Впрочем, чтобы перестать быть экспрессивными, то есть, художественными, образами, изображениям достаточно отличаться низким художественным качеством, принадлежать к второстепенной, то есть стереотипной, продукции.
Семантические поля иконографии, или За пределами истории искусства
Но как все эти соображения связаны с иконографическими проблемами? Оказывается, крайне непосредственно. Ведь если для истории искусства эта второстепенная, не художественная продукция не представляет интереса, то для историка иконографии – совсем наоборот, так как иконография – это прежде всего «информативный аспект образа, адресованный интеллекту зрителя, и он един как для прозаических информативных образов, так и для образов, которые приближаются к поэзии, то есть для образов художественных»[410].
Так что иконографическое исследование выпадает из области истории искусства, особенно это касается данного периода, который отличается «практикой использования образов как средства передачи информации, например, для передачи религиозного содержания или различных форм благочестия»[411]. Иконография в это время представляет собой «важное и устойчивое средство проникновения знания о разнообразных фактах; и именно поэтому совершенно законно рассматривать подобную информативную иконографию, как если бы мы рассматривали некий язык, никак не соотнося данную активность с художественными опытами»[412].

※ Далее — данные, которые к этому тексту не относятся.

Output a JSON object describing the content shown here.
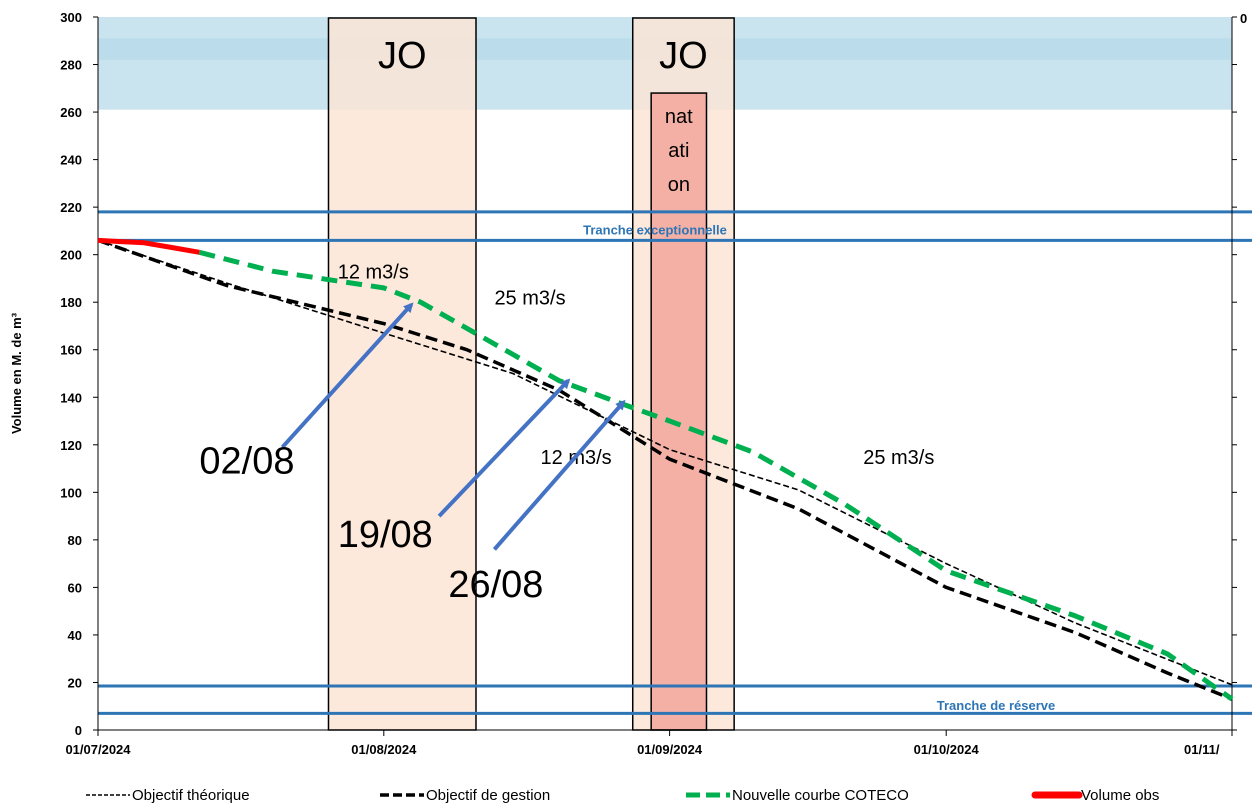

В подтверждение подобного весьма сильного высказывания Грабар просто указывает на безусловную идентичность того, что называется «христианской образностью», и того, что именуется «греко-латинским иконографическим языком» в том виде, в каком он практиковался в начале нашей эры повсюду в Средиземноморском регионе. Для доказательства того, что эти два выражения обозначают одно и то же, Грабар скрупулезно перечисляет «наиболее общие и наиболее повторяющиеся черты» христианской образности: воспроизведение человеческой фигуры, ее позы, физический тип, одежда, привычная жестикуляция и телодвижения, обычные аксессуары, а также архитектура и прочее убранство вокруг фигур. Ситуация с иконографией совершенно аналогична тому, как слова, выражения, синтаксические и метрические конструкции, взятые из латыни, арамейского, греческого языков, проникали в язык христианских богословов.
Более того, христианство проповедовалось и распространялось с помощью слова, и изготовители образов следовали по примеру богословов, выражая себя на том языке, который существовал вокруг них. Уже потому, что и богословы, и изготовители образов желали быть понятыми, они не должны были ничего выдумывать, в их вещах все было продиктовано предсуществующими моделями, новые идеи облекались в старые формы. И этими старыми формами-облачениями были традиционные иконографические образы.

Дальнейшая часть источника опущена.